Without an actual mandate from the theatre, and without staff enforcing the wearing of masks, theatre audiences are widely unmasked. I assumed that the kind of people choosing to see The Normal Heart, people voluntarily seeing a heart breaker about this sort of systemic and personal failure to curb a pandemic and help victims, would be the kind of people still wearing masks and giving a shit. I was very wrong!

I honestly still cannot wrap my head around the extraordinary irony of listening to Ned scream at his friends and community members about how they don’t care and aren’t doing enough, while we were sitting next to people who don’t care and aren’t doing enough, and who have the gall to cheer (and then ignore) the lessons being taught onstage.
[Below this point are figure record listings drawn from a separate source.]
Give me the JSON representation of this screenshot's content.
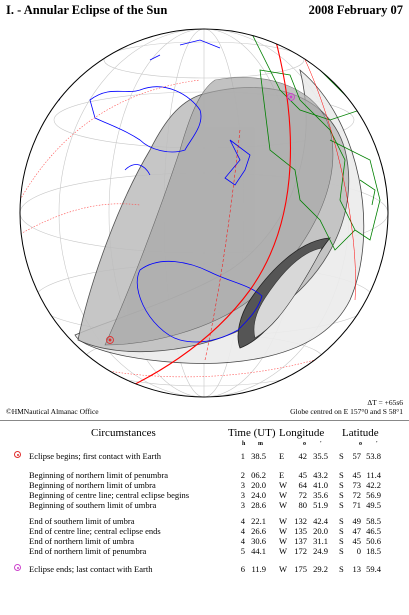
{
  "header": {
    "title": "I. - Annular Eclipse of the Sun",
    "date": "2008 February 07"
  },
  "footer": {
    "copyright": "©HMNautical Almanac Office",
    "delta_t": "ΔT = +65s6",
    "globe_centre": "Globe centred on E 157°0 and S 58°1"
  },
  "colors": {
    "coastline": "#0000ff",
    "borders": "#008000",
    "central_line": "#ff0000",
    "penumbra": "#999999",
    "umbra": "#555555",
    "first_contact_marker": "#e03030",
    "last_contact_marker": "#cc44cc"
  },
  "table": {
    "headers": {
      "circumstances": "Circumstances",
      "time": "Time (UT)",
      "longitude": "Longitude",
      "latitude": "Latitude"
    },
    "units": {
      "h": "h",
      "m": "m",
      "deg": "o",
      "arcmin": "'"
    },
    "rows": [
      {
        "desc": "Eclipse begins; first contact with Earth",
        "h": "1",
        "m": "38.5",
        "ew": "E",
        "lon_d": "42",
        "lon_m": "35.5",
        "ns": "S",
        "lat_d": "57",
        "lat_m": "53.8",
        "marker": "first"
      },
      {
        "desc": "Beginning of northern limit of penumbra",
        "h": "2",
        "m": "06.2",
        "ew": "E",
        "lon_d": "45",
        "lon_m": "43.2",
        "ns": "S",
        "lat_d": "45",
        "lat_m": "11.4"
      },
      {
        "desc": "Beginning of northern limit of umbra",
        "h": "3",
        "m": "20.0",
        "ew": "W",
        "lon_d": "64",
        "lon_m": "41.0",
        "ns": "S",
        "lat_d": "73",
        "lat_m": "42.2"
      },
      {
        "desc": "Beginning of centre line; central eclipse begins",
        "h": "3",
        "m": "24.0",
        "ew": "W",
        "lon_d": "72",
        "lon_m": "35.6",
        "ns": "S",
        "lat_d": "72",
        "lat_m": "56.9"
      },
      {
        "desc": "Beginning of southern limit of umbra",
        "h": "3",
        "m": "28.6",
        "ew": "W",
        "lon_d": "80",
        "lon_m": "51.9",
        "ns": "S",
        "lat_d": "71",
        "lat_m": "49.5"
      },
      {
        "desc": "End of southern limit of umbra",
        "h": "4",
        "m": "22.1",
        "ew": "W",
        "lon_d": "132",
        "lon_m": "42.4",
        "ns": "S",
        "lat_d": "49",
        "lat_m": "58.5"
      },
      {
        "desc": "End of centre line; central eclipse ends",
        "h": "4",
        "m": "26.6",
        "ew": "W",
        "lon_d": "135",
        "lon_m": "20.0",
        "ns": "S",
        "lat_d": "47",
        "lat_m": "46.5"
      },
      {
        "desc": "End of northern limit of umbra",
        "h": "4",
        "m": "30.6",
        "ew": "W",
        "lon_d": "137",
        "lon_m": "31.1",
        "ns": "S",
        "lat_d": "45",
        "lat_m": "50.6"
      },
      {
        "desc": "End of northern limit of penumbra",
        "h": "5",
        "m": "44.1",
        "ew": "W",
        "lon_d": "172",
        "lon_m": "24.9",
        "ns": "S",
        "lat_d": "0",
        "lat_m": "18.5"
      },
      {
        "desc": "Eclipse ends; last contact with Earth",
        "h": "6",
        "m": "11.9",
        "ew": "W",
        "lon_d": "175",
        "lon_m": "29.2",
        "ns": "S",
        "lat_d": "13",
        "lat_m": "59.4",
        "marker": "last"
      }
    ]
  }
}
It’s seriously distressing to hear these lines about how other people are pretending nothing’s wrong and they don’t care if others die so long as they can go on acting in their own self interest, when that’s exactly what’s happening. It took all my strength not to turn to all the maskless people and be like, ‘aren’t you guys hearing this?’ Dr. Brookner’s big moment has her screaming at a medical committee that decides not to fund her research into AIDS; she yells at them to just do something, anything, or they would all be dead before they could. And the audience APPLAUDED. The people around us coughing and not covering their mouths and wearing their masks around their necks APPLAUDED. No, it’s not the same, what people could be doing to help now versus what they could do then. Because what we could do now is unbelievably simple and we have the scientific community’s data and backing instead of deadly stymieing. Just wear a mask. And you’re still refusing. You’re clapping at someone in play being angry at others for not doing anything, and yet you are refusing to do the easiest fucking thing of putting a fucking piece of cloth over your nose.
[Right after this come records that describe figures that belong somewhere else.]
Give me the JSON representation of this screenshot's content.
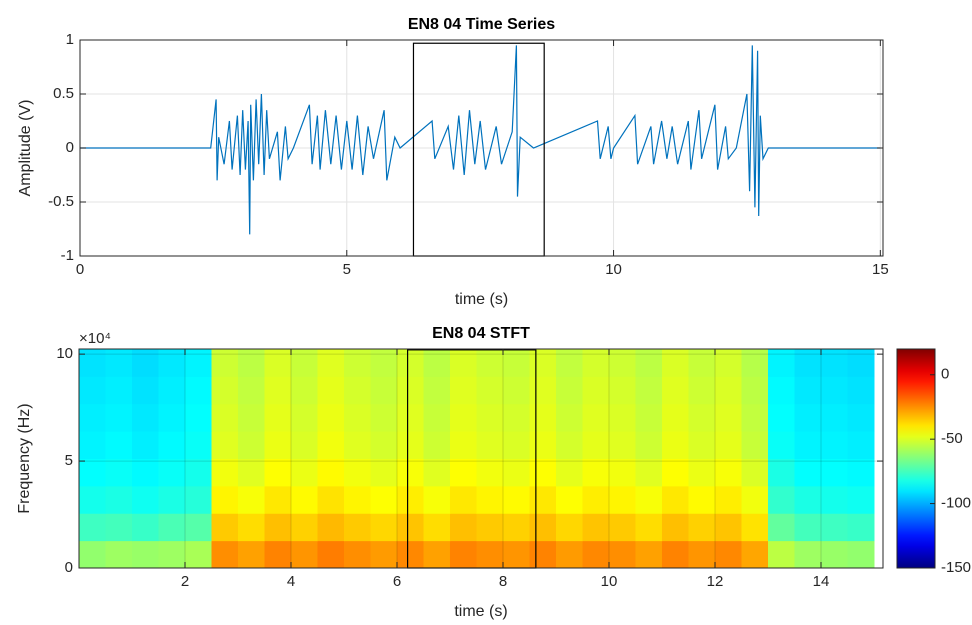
{
  "chart_data": [
    {
      "type": "line",
      "title": "EN8 04 Time Series",
      "xlabel": "time (s)",
      "ylabel": "Amplitude (V)",
      "color": "#0072bd",
      "grid": true,
      "xlim": [
        0,
        15.05
      ],
      "xticks": [
        0,
        5,
        10,
        15
      ],
      "ylim": [
        -1,
        1
      ],
      "yticks": [
        -1,
        -0.5,
        0,
        0.5,
        1
      ],
      "highlight": {
        "x": [
          6.25,
          8.7
        ],
        "y": [
          -1,
          0.97
        ]
      },
      "x": [
        0,
        2.45,
        2.55,
        2.57,
        2.6,
        2.7,
        2.8,
        2.85,
        2.95,
        3.0,
        3.05,
        3.1,
        3.15,
        3.18,
        3.2,
        3.25,
        3.3,
        3.35,
        3.4,
        3.45,
        3.5,
        3.55,
        3.7,
        3.75,
        3.85,
        3.9,
        4.0,
        4.3,
        4.35,
        4.45,
        4.5,
        4.6,
        4.7,
        4.8,
        4.9,
        5.0,
        5.1,
        5.2,
        5.3,
        5.4,
        5.5,
        5.7,
        5.75,
        5.9,
        6.0,
        6.6,
        6.65,
        6.9,
        7.0,
        7.1,
        7.2,
        7.3,
        7.4,
        7.5,
        7.6,
        7.8,
        7.9,
        8.1,
        8.18,
        8.2,
        8.25,
        8.5,
        9.7,
        9.75,
        9.9,
        9.95,
        10.0,
        10.4,
        10.45,
        10.7,
        10.75,
        10.9,
        11.0,
        11.1,
        11.2,
        11.4,
        11.45,
        11.6,
        11.65,
        11.9,
        11.95,
        12.1,
        12.15,
        12.3,
        12.5,
        12.55,
        12.6,
        12.65,
        12.7,
        12.72,
        12.75,
        12.8,
        12.9,
        15.0
      ],
      "values": [
        0,
        0,
        0.45,
        -0.3,
        0.1,
        -0.15,
        0.25,
        -0.2,
        0.3,
        -0.25,
        0.35,
        -0.2,
        0.25,
        -0.8,
        0.4,
        -0.3,
        0.45,
        -0.15,
        0.5,
        -0.25,
        0.35,
        -0.1,
        0.15,
        -0.3,
        0.2,
        -0.1,
        0,
        0.4,
        -0.15,
        0.3,
        -0.2,
        0.35,
        -0.15,
        0.3,
        -0.2,
        0.25,
        -0.2,
        0.3,
        -0.25,
        0.2,
        -0.1,
        0.35,
        -0.3,
        0.1,
        0,
        0.25,
        -0.1,
        0.2,
        -0.2,
        0.3,
        -0.25,
        0.35,
        -0.15,
        0.25,
        -0.2,
        0.2,
        -0.15,
        0.15,
        0.95,
        -0.45,
        0.1,
        0,
        0.25,
        -0.1,
        0.2,
        -0.1,
        0,
        0.3,
        -0.15,
        0.2,
        -0.15,
        0.25,
        -0.1,
        0.2,
        -0.15,
        0.25,
        -0.2,
        0.35,
        -0.1,
        0.4,
        -0.2,
        0.2,
        -0.1,
        0,
        0.5,
        -0.4,
        0.95,
        -0.55,
        0.9,
        -0.63,
        0.3,
        -0.1,
        0,
        0
      ]
    },
    {
      "type": "heatmap",
      "title": "EN8 04 STFT",
      "xlabel": "time (s)",
      "ylabel": "Frequency (Hz)",
      "colormap": "jet",
      "grid": true,
      "y_exponent_label": "×10⁴",
      "xlim": [
        0,
        15.17
      ],
      "xticks": [
        2,
        4,
        6,
        8,
        10,
        12,
        14
      ],
      "ylim": [
        0,
        102400
      ],
      "yticks": [
        {
          "value": 0,
          "label": "0"
        },
        {
          "value": 50000,
          "label": "5"
        },
        {
          "value": 100000,
          "label": "10"
        }
      ],
      "clim": [
        -150,
        20
      ],
      "cticks": [
        -150,
        -100,
        -50,
        0
      ],
      "highlight": {
        "x": [
          6.2,
          8.62
        ],
        "y": [
          0,
          102000
        ]
      },
      "x": [
        0.25,
        0.75,
        1.25,
        1.75,
        2.25,
        2.75,
        3.25,
        3.75,
        4.25,
        4.75,
        5.25,
        5.75,
        6.25,
        6.75,
        7.25,
        7.75,
        8.25,
        8.75,
        9.25,
        9.75,
        10.25,
        10.75,
        11.25,
        11.75,
        12.25,
        12.75,
        13.25,
        13.75,
        14.25,
        14.75
      ],
      "y": [
        6400,
        19200,
        32000,
        44800,
        57600,
        70400,
        83200,
        96000
      ],
      "z": [
        [
          -62,
          -60,
          -61,
          -60,
          -58,
          -25,
          -28,
          -23,
          -26,
          -22,
          -25,
          -27,
          -24,
          -28,
          -23,
          -25,
          -26,
          -23,
          -27,
          -24,
          -25,
          -28,
          -23,
          -26,
          -24,
          -29,
          -55,
          -60,
          -61,
          -62
        ],
        [
          -76,
          -75,
          -77,
          -74,
          -72,
          -35,
          -38,
          -33,
          -36,
          -32,
          -35,
          -37,
          -34,
          -38,
          -33,
          -35,
          -36,
          -33,
          -37,
          -34,
          -35,
          -38,
          -33,
          -36,
          -34,
          -39,
          -70,
          -75,
          -76,
          -77
        ],
        [
          -83,
          -82,
          -84,
          -82,
          -80,
          -42,
          -45,
          -40,
          -43,
          -39,
          -42,
          -44,
          -41,
          -45,
          -40,
          -42,
          -43,
          -40,
          -44,
          -41,
          -42,
          -45,
          -40,
          -43,
          -41,
          -46,
          -78,
          -82,
          -83,
          -84
        ],
        [
          -86,
          -85,
          -87,
          -85,
          -83,
          -46,
          -49,
          -44,
          -47,
          -43,
          -46,
          -48,
          -45,
          -49,
          -44,
          -46,
          -47,
          -44,
          -48,
          -45,
          -46,
          -49,
          -44,
          -47,
          -45,
          -50,
          -82,
          -86,
          -86,
          -87
        ],
        [
          -88,
          -87,
          -89,
          -87,
          -85,
          -49,
          -52,
          -47,
          -50,
          -46,
          -49,
          -51,
          -48,
          -52,
          -47,
          -49,
          -50,
          -47,
          -51,
          -48,
          -49,
          -52,
          -47,
          -50,
          -48,
          -53,
          -85,
          -88,
          -88,
          -89
        ],
        [
          -89,
          -88,
          -90,
          -88,
          -86,
          -50,
          -53,
          -48,
          -51,
          -47,
          -50,
          -52,
          -49,
          -53,
          -48,
          -50,
          -51,
          -48,
          -52,
          -49,
          -50,
          -53,
          -48,
          -51,
          -49,
          -54,
          -86,
          -89,
          -89,
          -90
        ],
        [
          -90,
          -89,
          -91,
          -89,
          -87,
          -51,
          -54,
          -49,
          -52,
          -48,
          -51,
          -53,
          -50,
          -54,
          -49,
          -51,
          -52,
          -49,
          -53,
          -50,
          -51,
          -54,
          -49,
          -52,
          -50,
          -55,
          -87,
          -90,
          -90,
          -91
        ],
        [
          -91,
          -90,
          -92,
          -90,
          -88,
          -52,
          -55,
          -50,
          -53,
          -49,
          -52,
          -54,
          -51,
          -55,
          -50,
          -52,
          -53,
          -50,
          -54,
          -51,
          -52,
          -55,
          -50,
          -53,
          -51,
          -56,
          -88,
          -91,
          -91,
          -92
        ]
      ]
    }
  ]
}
I do believe that individuals in our theatre community have a lot to answer for; two years in, we have the knowledge and ability to be responsible members of society on our own volition, without being ordered to give a shit by controlling entities or governments. But, as we’ve seen, humans won’t do the right thing en masse unless ordered to. So I blame the National Theatre, having the balls to put this show on and ignore its lessons by not enforcing mask wearing or having literally any awareness of it being a pandemic. (I also continue to blame the NT for its long-standing problem of having no ushers around in case of trouble. A few times up in the circle in the past years, I’ve searched desperately for a staff member to help with issues (including one audience member who was ill), and couldn’t find anyone in the whole upper level lobby or anything. They never have anyone anywhere once the show starts. Ridic.) And above all, it is the systemic fault of the Society of London Theatres and UK Theatre membership organizations for not issuing ANY regulations for their theatres. (Obsessed with their bullshit CYAs, like how SOLT’s website has a section for ‘well-being’ to help members and stuff deal with the pandemic. You know what would help everyone’s well-being? A mask mandate.) Literally while writing this, I got an email from Telecharge reminding me how all Broadway theatres are requiring proof of vaccination and enforcing mask wearing. Londoners, you officially lose your right to make fun of Americans. If Broadway can do this, London can do this. FUCKING DO IT.